Latest update March 25th, 2025 7:08 AM
Apr 09, 2017 News
The country’s former head of the Guyana Rice Board and a prominent Essequibo miller were both
pulled in for questioning yesterday as investigators of the Special Organised Crime Unit (SOCU) continued its probe into the spending of the Guyana Rice Development Board (GRDB).
Both former General Manager, Jagnarine Singh, and miller, Wazeer Hussein, were reportedly up to late last evening being grilled at SOCU’s headquarters, Camp Road.
SOCU’s head, Assistant Commissioner, Sydney James, yesterday gave little details. He would only admit that a number of persons were being questioned in relation to the GRDB forensic audit report which had been handed over by Government to the police for further investigations.
Yesterday, significant activities were observed at SOCU’s office with James and his investigators present. A number of private vehicles were seen outside the compound.
Hussein is a prominent rice miller who has taken over the Kayman Sankar mills on the Essequibo Coast and in Berbice. He is said to be one of the largest purchasers from rice farmers in Region Two.
Singh headed GRDB until the Coalition Government took office in May 2015.
At that time, the David Granger administration ordered a number of forensic audits into several state agencies, including GRDB, the entity that regulates the rice industry.
Billions of dollars were handled by GRDB annually under the previous administration.
GRDB also overlooked the lucrative Venezuela oil-for-rice deal which saw billions of dollars being passed through the accounts of the entity over a five year period to pay rice farmers who were supplying that market.
Venezuela scrapped the deal in 2015 after it was announced that Guyana had struck oil in waters that the neighbouring country later claimed.
It was alleged that the forensic audit report found a number of alarming transactions that the administration said warranted further investigation from the police for possible criminal charges.
SOCU yesterday reportedly questioned GRDB’s former GM, Jagnarine Singh, and Essequibo rice miller, Wazeer Hussein, in relation to the findings of a forensic audit report.
In early February, SOCU, an arm of the police, descended upon the GRDB, Kingston office, to secure documents.
SOCU’s inquiries led them to the Ministry of Agriculture, Regent Street where a vehicle, PNN 5632, was reportedly seized. It was unclear what exactly SOCU had seized from the GRDB head office.

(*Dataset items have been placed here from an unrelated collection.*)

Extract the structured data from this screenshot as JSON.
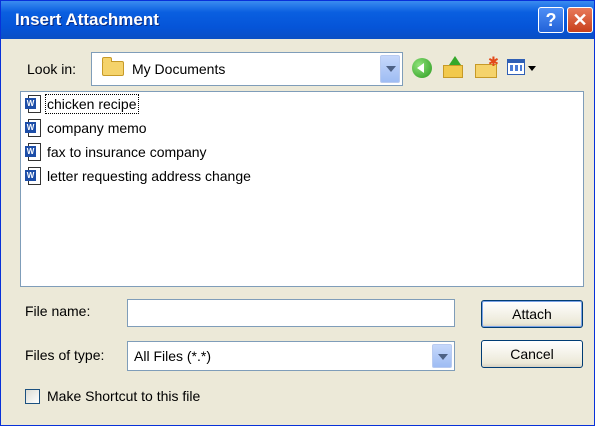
{
  "window": {
    "title": "Insert Attachment",
    "help_symbol": "?",
    "close_symbol": "✕"
  },
  "look_in": {
    "label": "Look in:",
    "value": "My Documents"
  },
  "toolbar": {
    "icons": [
      "back-icon",
      "up-folder-icon",
      "new-folder-icon",
      "views-menu-icon"
    ]
  },
  "files": [
    {
      "name": "chicken recipe",
      "icon_letter": "W"
    },
    {
      "name": "company memo",
      "icon_letter": "W"
    },
    {
      "name": "fax to insurance company",
      "icon_letter": "W"
    },
    {
      "name": "letter requesting address change",
      "icon_letter": "W"
    }
  ],
  "file_name": {
    "label": "File name:",
    "value": ""
  },
  "file_type": {
    "label": "Files of type:",
    "value": "All Files (*.*)"
  },
  "buttons": {
    "attach": "Attach",
    "cancel": "Cancel"
  },
  "shortcut": {
    "label": "Make Shortcut to this file",
    "checked": false
  },
  "colors": {
    "titlebar": "#0554d8",
    "dialog_bg": "#ece9d8",
    "border": "#7f9db9"
  }
}
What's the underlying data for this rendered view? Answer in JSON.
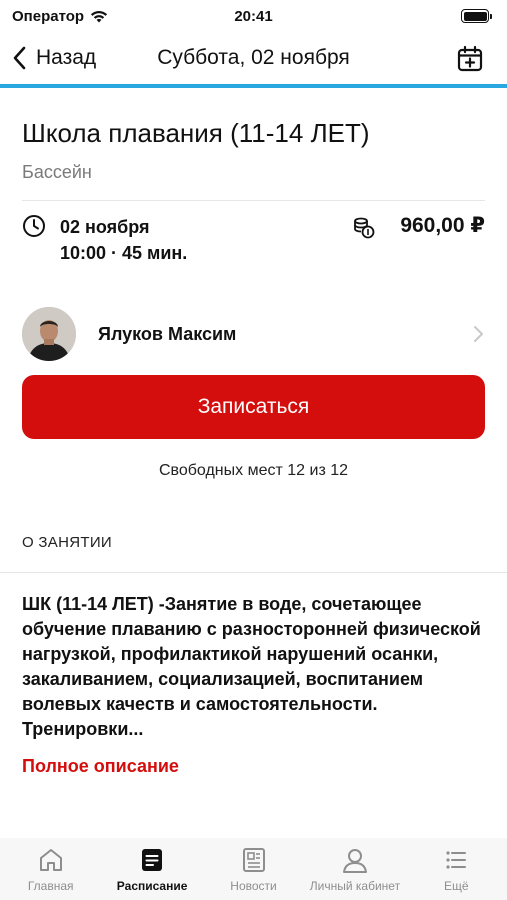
{
  "status_bar": {
    "carrier": "Оператор",
    "time": "20:41"
  },
  "nav": {
    "back_label": "Назад",
    "title": "Суббота, 02 ноября",
    "accent_color": "#29a7e1"
  },
  "event": {
    "title": "Школа плавания (11-14 ЛЕТ)",
    "location": "Бассейн",
    "date": "02 ноября",
    "time": "10:00 · 45 мин.",
    "price": "960,00 ₽"
  },
  "trainer": {
    "name": "Ялуков Максим"
  },
  "signup": {
    "label": "Записаться",
    "color": "#d40d0d"
  },
  "spots_text": "Свободных мест 12 из 12",
  "about": {
    "header": "О ЗАНЯТИИ",
    "description": "ШК (11-14 ЛЕТ) -Занятие в воде, сочетающее обучение плаванию с разносторонней физической нагрузкой, профилактикой нарушений осанки, закаливанием, социализацией, воспитанием волевых качеств и самостоятельности. Тренировки...",
    "full_link": "Полное описание"
  },
  "tabs": [
    {
      "label": "Главная",
      "icon": "home-icon",
      "active": false
    },
    {
      "label": "Расписание",
      "icon": "schedule-icon",
      "active": true
    },
    {
      "label": "Новости",
      "icon": "news-icon",
      "active": false
    },
    {
      "label": "Личный кабинет",
      "icon": "profile-icon",
      "active": false
    },
    {
      "label": "Ещё",
      "icon": "more-icon",
      "active": false
    }
  ]
}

Earlier this year, during a post-Cabinet press conference hosted by Minister of Natural Resources, Raphael Trotman, it was disclosed that in all the cases of the forensic audits ordered, there were issues that necessitated further investigations into “financial irregularities”.
With regards to the GRDB report, Trotman noted that over a three to four-year period, more than US$500M from the PetroCaribe proceeds (Venezuela rice-for-oil deal) would have passed through the accounts of the entity.
Among some of the “anomalies” found were loans without proper paperwork or promissory notes.
There were other instances of persons in the agency using GRDB’s money to trade in foreign currency.
The losses for the Government would have been significant, especially if the money was traded for less than it should have been.
The Auditor General and the forensic audit reports have all pointed to severe deficiencies in the manner the monies of the state have been handled by the entities.